Over the past decade, researchers have demonstrated that it is possible to expand the basic DNA alphabet—made up of the four basic nucleotide bases adenine (A), cytosine (C), guanine (G), and thymine (T)—with the addition of unnatural bases to aptamers, strands of oligonucleotides that specifically bind to target proteins much like antibodies.

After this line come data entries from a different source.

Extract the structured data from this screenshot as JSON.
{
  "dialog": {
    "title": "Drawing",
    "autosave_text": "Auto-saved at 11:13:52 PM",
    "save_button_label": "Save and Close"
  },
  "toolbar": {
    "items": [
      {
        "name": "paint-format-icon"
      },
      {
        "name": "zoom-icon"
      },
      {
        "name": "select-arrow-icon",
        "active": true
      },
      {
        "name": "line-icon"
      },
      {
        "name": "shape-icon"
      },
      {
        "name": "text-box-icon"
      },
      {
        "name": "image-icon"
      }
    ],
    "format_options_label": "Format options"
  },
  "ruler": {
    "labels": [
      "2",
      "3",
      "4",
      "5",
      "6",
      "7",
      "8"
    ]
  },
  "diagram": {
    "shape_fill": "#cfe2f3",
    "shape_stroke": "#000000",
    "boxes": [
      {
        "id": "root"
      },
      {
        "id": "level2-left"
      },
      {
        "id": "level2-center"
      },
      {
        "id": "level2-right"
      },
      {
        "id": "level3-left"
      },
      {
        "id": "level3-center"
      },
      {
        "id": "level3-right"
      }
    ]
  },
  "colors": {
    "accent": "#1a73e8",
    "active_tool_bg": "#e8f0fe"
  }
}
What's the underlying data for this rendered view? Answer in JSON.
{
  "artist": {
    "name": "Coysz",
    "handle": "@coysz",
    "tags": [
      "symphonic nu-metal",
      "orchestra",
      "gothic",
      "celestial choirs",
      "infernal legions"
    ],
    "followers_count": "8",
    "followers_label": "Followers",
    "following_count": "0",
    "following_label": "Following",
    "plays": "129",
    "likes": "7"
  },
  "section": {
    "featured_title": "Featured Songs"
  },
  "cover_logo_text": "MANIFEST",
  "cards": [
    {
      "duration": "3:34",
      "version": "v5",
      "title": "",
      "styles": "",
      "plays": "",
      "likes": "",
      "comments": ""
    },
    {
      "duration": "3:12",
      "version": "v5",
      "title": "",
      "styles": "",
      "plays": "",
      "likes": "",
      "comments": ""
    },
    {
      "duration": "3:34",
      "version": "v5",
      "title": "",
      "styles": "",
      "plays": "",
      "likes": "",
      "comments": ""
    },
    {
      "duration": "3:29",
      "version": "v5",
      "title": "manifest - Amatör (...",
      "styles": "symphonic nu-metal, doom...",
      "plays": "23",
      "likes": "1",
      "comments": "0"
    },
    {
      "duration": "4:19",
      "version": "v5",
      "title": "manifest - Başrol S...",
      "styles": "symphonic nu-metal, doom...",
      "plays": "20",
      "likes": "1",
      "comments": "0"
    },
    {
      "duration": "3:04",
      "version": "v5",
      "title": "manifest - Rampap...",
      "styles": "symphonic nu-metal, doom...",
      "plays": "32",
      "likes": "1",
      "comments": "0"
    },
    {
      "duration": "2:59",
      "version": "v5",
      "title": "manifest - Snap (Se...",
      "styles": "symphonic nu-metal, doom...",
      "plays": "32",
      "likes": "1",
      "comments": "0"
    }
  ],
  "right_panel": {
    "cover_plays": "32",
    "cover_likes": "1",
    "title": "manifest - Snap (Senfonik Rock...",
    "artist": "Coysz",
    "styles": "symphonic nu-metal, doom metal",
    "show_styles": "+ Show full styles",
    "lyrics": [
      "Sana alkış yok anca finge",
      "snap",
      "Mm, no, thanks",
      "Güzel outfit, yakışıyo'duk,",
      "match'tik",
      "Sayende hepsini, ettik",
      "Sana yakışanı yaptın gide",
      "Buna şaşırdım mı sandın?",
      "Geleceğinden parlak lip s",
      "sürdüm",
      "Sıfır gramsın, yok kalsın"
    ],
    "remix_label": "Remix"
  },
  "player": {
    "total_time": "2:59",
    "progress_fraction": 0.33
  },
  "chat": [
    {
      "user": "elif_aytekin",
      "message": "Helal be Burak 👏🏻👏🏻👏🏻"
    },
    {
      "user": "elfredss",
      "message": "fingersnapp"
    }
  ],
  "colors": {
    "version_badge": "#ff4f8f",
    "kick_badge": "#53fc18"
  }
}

Two years ago, Hirao and colleagues reported that the unnatural nucleotide 7-(2-thienyl) imidazo[4,5-b]pyridine, called Ds for short, could be successfully incorporated into and replicated in DNA. Taking that work one step further, they now report that aptamers containing Ds bind two human proteins, VEGF-165 and interferon-g, with 100 times the affinity of aptamers containing only natural base pairs in in vitro selection experiments. The findings were published in Nature Biotechnology (1).
“By adding this extra base into the nucleic acid, affinity and functionality increased,” says Hirao. He credits the increased affinity to Ds’ hydrophobic properties. Natural nucleic acids are relatively hydrophilic, limiting interactions with hydrophobic regions of proteins and thus resulting in low binding affinities. By adding a hydrophobic base to the aptamer, Hirao and colleagues significantly increased the aptamer’s affinity for the hydrophobic protein elements.
While these unnatural base pair aptamers may one day have therapeutic applications, Hirao is currently concentrating on how they might be used as a diagnostic tool. “Diagnostics are easier to do than therapeutics,” he says. “You can use an aptamer instead of a protein antibody to detect a target protein, for example.” While protein antibodies exhibit low sensitivity and low selectivity for target molecules, aptamers that incorporate unnatural base pairs can bind a wider variety of molecular targets within a protein and, as a result, have increased affinity for the target protein.
That’s not to say, however, that therapeutic applications are too far out of reach. Hirao and colleagues are already developing a pharmacological standardization method for therapeutic nucleic acids containing unnatural bases.
In the end, Hirao believes the recent study highlights the potential of his expanded genetic alphabet. “If we can add in new bases into DNA, we can make proteins containing more than twenty amino acids, we can perhaps apply it to protein synthesis with completely new amino acids, or even create new organisms with five or six different bases in the DNA. There are many, many possibilities.”
1. Kimoto, M., R. Yamashige, K.-i. Matsunaga, S. Yokoyama, and I. Hirao. 2013. Generation of high-affinity DNA aptamers using an expanded genetic alphabet. Nat Biotech advance online publication(April).